One-on-one with Dolly: Music legend visits Kansas to celebrate Imagination Library’s statewide expansion
TOPEKA, Kan. (WIBW) - Music legend Dolly Parton visited the Sunflower State to share a love of reading.
An invitation only crowd of about 450 people were treated to stories and a music during Parton’s hour-long appearance at the Jewish Community Center in Overland Park. The event celebrates statewide expansion of Dolly Parton’s Imagination Library.
The program, which provides a free book every month for children from birth through age five, was started in honor of Parton’s father. She called him the smartest person she knows, even though he couldn’t read or write.
“He was always troubled by that, and I was troubled that my daddy was troubled,” she told the audience during a conversation with Gov. Laura Kelly.
Before Dolly took the stage, she chatted one-on-one with 13′s Melissa Brunner. 13 NEWS was asked not to record the interview, but Parton expanded on why the Imagination Library program is so powerful.
“We love that we’re going statewide to have more money and bigger opportunity and get more books to more children,” Parton said. “I want to be able to further the Imagination Library as much as I can. We want to be able to have children learn to read. If you can teach a child to read in his very impressionable years, even without the money, you can still self-educate yourself.”
Parton told Melissa she will direct part of a $100 million award she was given last fall from Amazon Founder Jeff Bezos toward the Imagination Library, as well as causes around her hometown in eastern Tennessee.
“I’ve always believed charity begins at home,” she said. “I’m the kind of person, I have to feel it and see it and know where that’s where I should go with it. I love to share. I’ve been blessed and I think that if you get in a position to help, you should help so I’ll just be looking for whatever else I can do to help.”
The Imagination Library leverages their foundation’s buying power, promotion, and assistance with operation counts, alongside public and private partnerships to cover mailing and book costs. Gov. Kelly said it’s worth the investment, and noted the bipartisan cooperation in getting the money added to the budget.
“We know it works. We know it’s a productive program so we want to make sure it went statewide,” she said.
Audience members included representatives of the more than 85 local Imagination Library partners, including the United Way of the Kaw Valley, based in Topeka. CEO Jessica Lehnherr said hearing from Parton first-hand was everything she expected, and capped the overall excitement leading up to the day.
“Just since she made the announcement (she was coming to Kansas), we had over 140 children sign up in two days, so it really has increased the awareness of this program and getting children to learn and sign up for books,” Lehnherr said.

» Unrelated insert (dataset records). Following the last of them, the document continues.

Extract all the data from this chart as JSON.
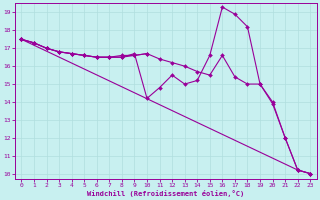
{
  "title": "",
  "xlabel": "Windchill (Refroidissement éolien,°C)",
  "ylabel": "",
  "bg_color": "#c8f0f0",
  "line_color": "#990099",
  "grid_color": "#b0dede",
  "xlim": [
    -0.5,
    23.5
  ],
  "ylim": [
    9.7,
    19.5
  ],
  "yticks": [
    10,
    11,
    12,
    13,
    14,
    15,
    16,
    17,
    18,
    19
  ],
  "xticks": [
    0,
    1,
    2,
    3,
    4,
    5,
    6,
    7,
    8,
    9,
    10,
    11,
    12,
    13,
    14,
    15,
    16,
    17,
    18,
    19,
    20,
    21,
    22,
    23
  ],
  "line1_x": [
    0,
    1,
    2,
    3,
    4,
    5,
    6,
    7,
    8,
    9,
    10,
    11,
    12,
    13,
    14,
    15,
    16,
    17,
    18,
    19,
    20,
    21,
    22,
    23
  ],
  "line1_y": [
    17.5,
    17.3,
    17.0,
    16.8,
    16.7,
    16.6,
    16.5,
    16.5,
    16.5,
    16.7,
    14.2,
    14.8,
    15.5,
    15.0,
    15.2,
    16.6,
    19.3,
    18.9,
    18.2,
    15.0,
    13.9,
    12.0,
    10.2,
    10.0
  ],
  "line2_x": [
    0,
    1,
    2,
    3,
    4,
    5,
    6,
    7,
    8,
    9,
    10,
    11,
    12,
    13,
    14,
    15,
    16,
    17,
    18,
    19,
    20,
    21,
    22,
    23
  ],
  "line2_y": [
    17.5,
    17.3,
    17.0,
    16.8,
    16.7,
    16.6,
    16.5,
    16.5,
    16.5,
    16.6,
    16.7,
    16.4,
    16.2,
    16.0,
    15.7,
    15.5,
    16.6,
    15.4,
    15.0,
    15.0,
    14.0,
    12.0,
    10.2,
    10.0
  ],
  "line3_x": [
    0,
    1,
    2,
    3,
    4,
    5,
    6,
    7,
    8,
    9,
    10
  ],
  "line3_y": [
    17.5,
    17.3,
    17.0,
    16.8,
    16.7,
    16.6,
    16.5,
    16.5,
    16.6,
    16.6,
    16.7
  ],
  "line4_x": [
    0,
    22,
    23
  ],
  "line4_y": [
    17.5,
    10.2,
    10.0
  ]
}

Beyond the Imagination Library and other philanthropic ventures, Parton continues tackling new professional ventures. Her first rock and roll album is due out in November.
“I love being in country and I love being in movies and I love all the things that I’ve done, but when they put me in the Rock and Roll Hall of Fame - I love rock music. My husband is a rock freak, and I had often thought, well, maybe someday I’d do a rock album, but I kept getting older and thought maybe I had missed that opportunity, and then they go put me in the Rock and Roll Hall of Fame, and I thought, well timing is everything,” Parton, who is 77 years old, said. “That also goes to show you you’re never too old to see dreams come true, so I’m proud to say I have that as part of my legacy.”
On stage, before Parton treated the crowd to renditions of “Coat of Many Colors” and “Try,” Gov. Kelly asked Parton if she had any other new ventures in the works.
“I wake up with new dreams every day,” Parton said.
Dreaming, Parton said, is an enjoyment open to everyone. Reading and education can be tools to move those dreams forward.
“I don’t think one should ever be surprised that a child makes it from wherever they’re from. I’m a good example of that, being from a rural area and being from a poor family,” Parton said. “It doesn’t matter where you’re from. If you’re smart and if you have a good heart and if you stick to your guns and do the work and keep dreaming and believing in yourself, then you’re going to do some great things in this world.”
For all the books she’s given, Parton said her favorite is the one all Imagination Library participants receive first: The Little Engine That Could.
“It gave me confidence - I think I can, I think I can,” she said. “I truly am a little engine that did!”
As Melissa’s interview with Parton wrapped up, the hit “9 to 5″ started playing on the overhead speaker. Topeka Civic Theatre happens to be doing the stage musical in September.
“That movie, that stage show, it just talks about women in the workplace and really being fair and honest with people. Equal pay for equal pay and all that, so I think that was the first movie of its kind to really draw attention to that - people were not being paid and not being respected as much as they should,” Parton said. “It’s a good show and I’d like to think my music has held up. I just say to the actors coming in, have a good time because I had a good time writing it. I had a good time starring in it when I got to do the movie. I wish I could be there with them but just hang in there and break a leg as they say!”